I expect the more amended soil to perform better, but honestly not by too much; microbes live quickly, after all, and the major difference I’ve seen in short-term performance between bokashi-only or vermicompost is in germination (long term observations are ongoing). There is a better than even chance that the produce will be slightly less healthful than that grown in my organically sourced soils, but I’m in a transitional sort of mood today, so am choosing not to worry about it much. It should still be far better than anything bought from a conventional grocery store, that’s been losing nutrients during shipping and display...and cheaper, too!
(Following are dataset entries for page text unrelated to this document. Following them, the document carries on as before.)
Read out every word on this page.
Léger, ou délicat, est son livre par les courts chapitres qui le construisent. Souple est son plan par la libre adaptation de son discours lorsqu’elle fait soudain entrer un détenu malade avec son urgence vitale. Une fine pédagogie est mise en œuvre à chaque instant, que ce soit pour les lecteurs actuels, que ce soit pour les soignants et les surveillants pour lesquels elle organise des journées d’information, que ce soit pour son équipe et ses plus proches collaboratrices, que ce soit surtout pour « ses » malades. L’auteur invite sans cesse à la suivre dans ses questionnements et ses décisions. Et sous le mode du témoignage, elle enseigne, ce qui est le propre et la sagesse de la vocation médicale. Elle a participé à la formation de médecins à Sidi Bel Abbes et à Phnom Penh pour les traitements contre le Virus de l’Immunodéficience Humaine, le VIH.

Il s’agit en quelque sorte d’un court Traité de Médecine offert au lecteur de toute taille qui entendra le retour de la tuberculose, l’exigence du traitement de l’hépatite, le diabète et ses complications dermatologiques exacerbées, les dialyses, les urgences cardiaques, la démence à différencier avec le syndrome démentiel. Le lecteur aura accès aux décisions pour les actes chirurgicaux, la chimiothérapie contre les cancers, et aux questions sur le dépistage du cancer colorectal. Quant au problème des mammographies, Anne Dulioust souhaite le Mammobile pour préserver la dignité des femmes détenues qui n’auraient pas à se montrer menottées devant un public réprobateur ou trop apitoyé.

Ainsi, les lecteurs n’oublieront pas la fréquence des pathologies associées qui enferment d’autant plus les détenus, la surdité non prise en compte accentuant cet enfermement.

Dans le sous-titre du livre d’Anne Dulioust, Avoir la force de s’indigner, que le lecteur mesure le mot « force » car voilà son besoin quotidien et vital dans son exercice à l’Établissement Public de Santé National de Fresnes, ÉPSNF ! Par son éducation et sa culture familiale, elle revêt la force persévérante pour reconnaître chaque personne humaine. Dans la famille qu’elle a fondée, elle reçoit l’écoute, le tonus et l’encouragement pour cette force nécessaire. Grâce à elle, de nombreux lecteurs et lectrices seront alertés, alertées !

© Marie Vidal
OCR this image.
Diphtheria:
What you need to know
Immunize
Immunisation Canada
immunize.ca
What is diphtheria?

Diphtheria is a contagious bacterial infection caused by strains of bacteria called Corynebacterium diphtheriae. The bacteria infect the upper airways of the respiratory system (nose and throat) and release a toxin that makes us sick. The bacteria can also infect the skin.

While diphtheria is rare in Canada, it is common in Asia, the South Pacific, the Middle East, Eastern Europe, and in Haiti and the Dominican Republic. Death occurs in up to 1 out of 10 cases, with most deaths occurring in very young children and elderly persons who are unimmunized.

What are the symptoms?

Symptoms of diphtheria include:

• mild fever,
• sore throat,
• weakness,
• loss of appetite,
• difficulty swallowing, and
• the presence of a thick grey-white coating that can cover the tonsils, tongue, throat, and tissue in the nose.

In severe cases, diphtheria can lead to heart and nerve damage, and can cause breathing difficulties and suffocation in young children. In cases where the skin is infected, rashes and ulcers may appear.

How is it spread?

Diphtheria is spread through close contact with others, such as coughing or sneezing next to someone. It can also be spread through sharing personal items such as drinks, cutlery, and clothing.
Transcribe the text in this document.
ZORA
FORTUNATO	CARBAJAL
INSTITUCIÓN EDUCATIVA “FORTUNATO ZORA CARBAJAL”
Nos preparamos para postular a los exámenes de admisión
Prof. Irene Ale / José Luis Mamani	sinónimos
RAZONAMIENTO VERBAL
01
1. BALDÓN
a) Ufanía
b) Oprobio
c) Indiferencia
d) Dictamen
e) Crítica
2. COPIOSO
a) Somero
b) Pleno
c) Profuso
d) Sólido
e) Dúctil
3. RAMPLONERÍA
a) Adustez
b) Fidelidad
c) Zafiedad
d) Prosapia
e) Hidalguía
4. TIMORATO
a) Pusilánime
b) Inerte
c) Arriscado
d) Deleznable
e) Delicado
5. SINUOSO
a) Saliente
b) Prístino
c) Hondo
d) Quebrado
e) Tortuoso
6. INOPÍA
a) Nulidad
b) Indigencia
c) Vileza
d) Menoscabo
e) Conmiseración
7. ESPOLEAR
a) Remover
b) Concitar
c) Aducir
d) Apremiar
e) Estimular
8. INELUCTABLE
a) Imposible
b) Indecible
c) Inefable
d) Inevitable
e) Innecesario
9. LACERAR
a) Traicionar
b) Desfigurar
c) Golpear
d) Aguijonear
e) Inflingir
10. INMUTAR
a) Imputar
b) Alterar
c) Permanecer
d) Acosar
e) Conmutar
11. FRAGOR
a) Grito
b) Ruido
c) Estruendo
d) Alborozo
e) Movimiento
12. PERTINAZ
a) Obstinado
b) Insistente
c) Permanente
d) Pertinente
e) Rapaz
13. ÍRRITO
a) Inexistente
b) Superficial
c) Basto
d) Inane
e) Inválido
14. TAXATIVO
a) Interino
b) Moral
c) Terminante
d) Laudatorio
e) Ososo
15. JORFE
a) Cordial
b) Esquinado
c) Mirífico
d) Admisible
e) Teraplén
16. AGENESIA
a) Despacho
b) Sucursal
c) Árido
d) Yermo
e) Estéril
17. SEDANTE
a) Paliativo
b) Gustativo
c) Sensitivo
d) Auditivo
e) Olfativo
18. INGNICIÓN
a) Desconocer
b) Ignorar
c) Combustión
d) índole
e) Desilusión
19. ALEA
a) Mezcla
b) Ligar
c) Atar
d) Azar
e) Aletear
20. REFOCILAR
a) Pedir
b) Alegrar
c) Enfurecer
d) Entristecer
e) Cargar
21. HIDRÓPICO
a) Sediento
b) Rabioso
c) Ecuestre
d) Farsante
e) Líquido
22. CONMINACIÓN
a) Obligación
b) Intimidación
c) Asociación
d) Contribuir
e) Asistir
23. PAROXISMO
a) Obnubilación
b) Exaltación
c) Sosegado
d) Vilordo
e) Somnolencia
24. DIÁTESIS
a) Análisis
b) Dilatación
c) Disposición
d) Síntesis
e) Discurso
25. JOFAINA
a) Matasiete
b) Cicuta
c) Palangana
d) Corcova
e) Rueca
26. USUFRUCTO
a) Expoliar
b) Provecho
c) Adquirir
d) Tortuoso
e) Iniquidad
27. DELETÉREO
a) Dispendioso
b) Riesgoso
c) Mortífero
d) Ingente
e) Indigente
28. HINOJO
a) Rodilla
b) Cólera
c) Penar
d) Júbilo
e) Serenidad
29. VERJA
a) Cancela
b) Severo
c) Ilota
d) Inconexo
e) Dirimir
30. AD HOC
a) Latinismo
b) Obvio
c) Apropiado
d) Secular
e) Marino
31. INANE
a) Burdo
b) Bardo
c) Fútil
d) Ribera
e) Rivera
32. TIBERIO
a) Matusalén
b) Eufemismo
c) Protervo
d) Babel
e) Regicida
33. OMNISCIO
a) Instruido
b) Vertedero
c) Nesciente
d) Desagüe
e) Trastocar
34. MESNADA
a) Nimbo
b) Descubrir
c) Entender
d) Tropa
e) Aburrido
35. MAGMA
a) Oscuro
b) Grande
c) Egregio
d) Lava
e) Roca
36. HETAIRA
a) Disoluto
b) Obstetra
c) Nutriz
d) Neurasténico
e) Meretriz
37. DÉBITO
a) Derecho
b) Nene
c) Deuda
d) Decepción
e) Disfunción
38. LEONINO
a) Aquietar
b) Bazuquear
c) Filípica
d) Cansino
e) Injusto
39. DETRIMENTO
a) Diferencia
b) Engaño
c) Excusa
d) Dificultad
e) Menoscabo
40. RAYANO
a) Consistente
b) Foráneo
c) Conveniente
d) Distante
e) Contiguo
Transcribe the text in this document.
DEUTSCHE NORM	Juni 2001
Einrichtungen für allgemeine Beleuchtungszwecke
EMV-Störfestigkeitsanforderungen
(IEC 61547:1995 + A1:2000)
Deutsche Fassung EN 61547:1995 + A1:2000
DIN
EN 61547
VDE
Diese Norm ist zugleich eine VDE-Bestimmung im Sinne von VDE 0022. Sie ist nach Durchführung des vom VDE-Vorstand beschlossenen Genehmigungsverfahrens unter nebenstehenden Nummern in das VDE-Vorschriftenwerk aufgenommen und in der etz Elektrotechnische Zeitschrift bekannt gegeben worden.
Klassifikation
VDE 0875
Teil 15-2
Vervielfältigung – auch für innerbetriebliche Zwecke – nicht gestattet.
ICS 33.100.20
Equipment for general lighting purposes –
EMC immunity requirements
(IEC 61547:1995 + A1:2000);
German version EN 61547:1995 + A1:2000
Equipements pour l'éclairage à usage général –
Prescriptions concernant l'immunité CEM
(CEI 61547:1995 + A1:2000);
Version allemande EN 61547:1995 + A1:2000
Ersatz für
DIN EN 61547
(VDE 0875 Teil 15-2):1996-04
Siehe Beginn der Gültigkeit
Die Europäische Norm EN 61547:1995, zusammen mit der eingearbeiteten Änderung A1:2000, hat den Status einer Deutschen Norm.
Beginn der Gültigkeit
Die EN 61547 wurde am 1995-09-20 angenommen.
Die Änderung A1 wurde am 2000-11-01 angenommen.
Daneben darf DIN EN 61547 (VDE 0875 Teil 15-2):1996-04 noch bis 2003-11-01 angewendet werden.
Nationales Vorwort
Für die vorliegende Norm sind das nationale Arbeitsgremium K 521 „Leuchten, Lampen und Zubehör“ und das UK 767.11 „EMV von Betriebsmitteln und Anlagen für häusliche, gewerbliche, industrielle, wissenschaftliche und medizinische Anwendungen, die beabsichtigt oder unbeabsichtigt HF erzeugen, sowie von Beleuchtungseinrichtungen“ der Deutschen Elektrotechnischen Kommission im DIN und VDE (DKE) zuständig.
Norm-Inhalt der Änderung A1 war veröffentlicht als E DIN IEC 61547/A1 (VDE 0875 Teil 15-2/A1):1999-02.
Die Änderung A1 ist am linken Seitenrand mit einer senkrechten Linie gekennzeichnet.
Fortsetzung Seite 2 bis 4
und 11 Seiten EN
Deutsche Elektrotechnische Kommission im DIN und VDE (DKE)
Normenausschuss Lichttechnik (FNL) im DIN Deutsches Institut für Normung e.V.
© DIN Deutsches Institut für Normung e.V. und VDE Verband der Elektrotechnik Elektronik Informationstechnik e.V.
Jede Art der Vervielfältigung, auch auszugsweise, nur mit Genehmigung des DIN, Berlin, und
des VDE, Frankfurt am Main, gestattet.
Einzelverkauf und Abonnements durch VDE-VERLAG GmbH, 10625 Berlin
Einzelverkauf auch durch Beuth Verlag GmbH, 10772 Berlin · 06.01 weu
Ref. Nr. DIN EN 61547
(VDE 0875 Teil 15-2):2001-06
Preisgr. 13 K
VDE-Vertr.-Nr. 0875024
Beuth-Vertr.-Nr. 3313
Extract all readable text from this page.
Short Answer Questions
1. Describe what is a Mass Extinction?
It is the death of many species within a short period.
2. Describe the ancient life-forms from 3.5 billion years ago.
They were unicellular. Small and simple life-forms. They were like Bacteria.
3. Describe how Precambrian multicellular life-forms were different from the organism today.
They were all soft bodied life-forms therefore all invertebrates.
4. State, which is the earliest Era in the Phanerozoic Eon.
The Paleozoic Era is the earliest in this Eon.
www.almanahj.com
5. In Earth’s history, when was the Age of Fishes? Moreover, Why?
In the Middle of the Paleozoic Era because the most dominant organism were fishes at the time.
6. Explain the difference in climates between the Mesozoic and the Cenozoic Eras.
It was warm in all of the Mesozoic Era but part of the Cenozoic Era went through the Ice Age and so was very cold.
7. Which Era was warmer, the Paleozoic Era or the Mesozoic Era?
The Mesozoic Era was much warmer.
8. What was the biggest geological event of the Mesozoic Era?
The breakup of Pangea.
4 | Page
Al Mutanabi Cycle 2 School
Both in terms of resources used per calorie/serving, and to my budget; the planters (buckets) were all free, bokashi costs me at most $0.50 a bucket (one dollar a week figure for standard EM bokashi bran recipe and accessories), and one bag of this cheap potting soil should be enough for two and a half to three large planters. So call it $1.00 per planter, each planter about equivalent to one “square foot” garden sub-plot, usable for many, many years as bokashi and compost will serve to renew the organic materials plants remove from the soil. Leaving me only the cost of seeds or transplants, if I don’t propagate my own from gathered or gifted sources.

My elderly relatives used to talk about “poor dirt farmers,” but somehow, I don’t think this is what they meant. Then again.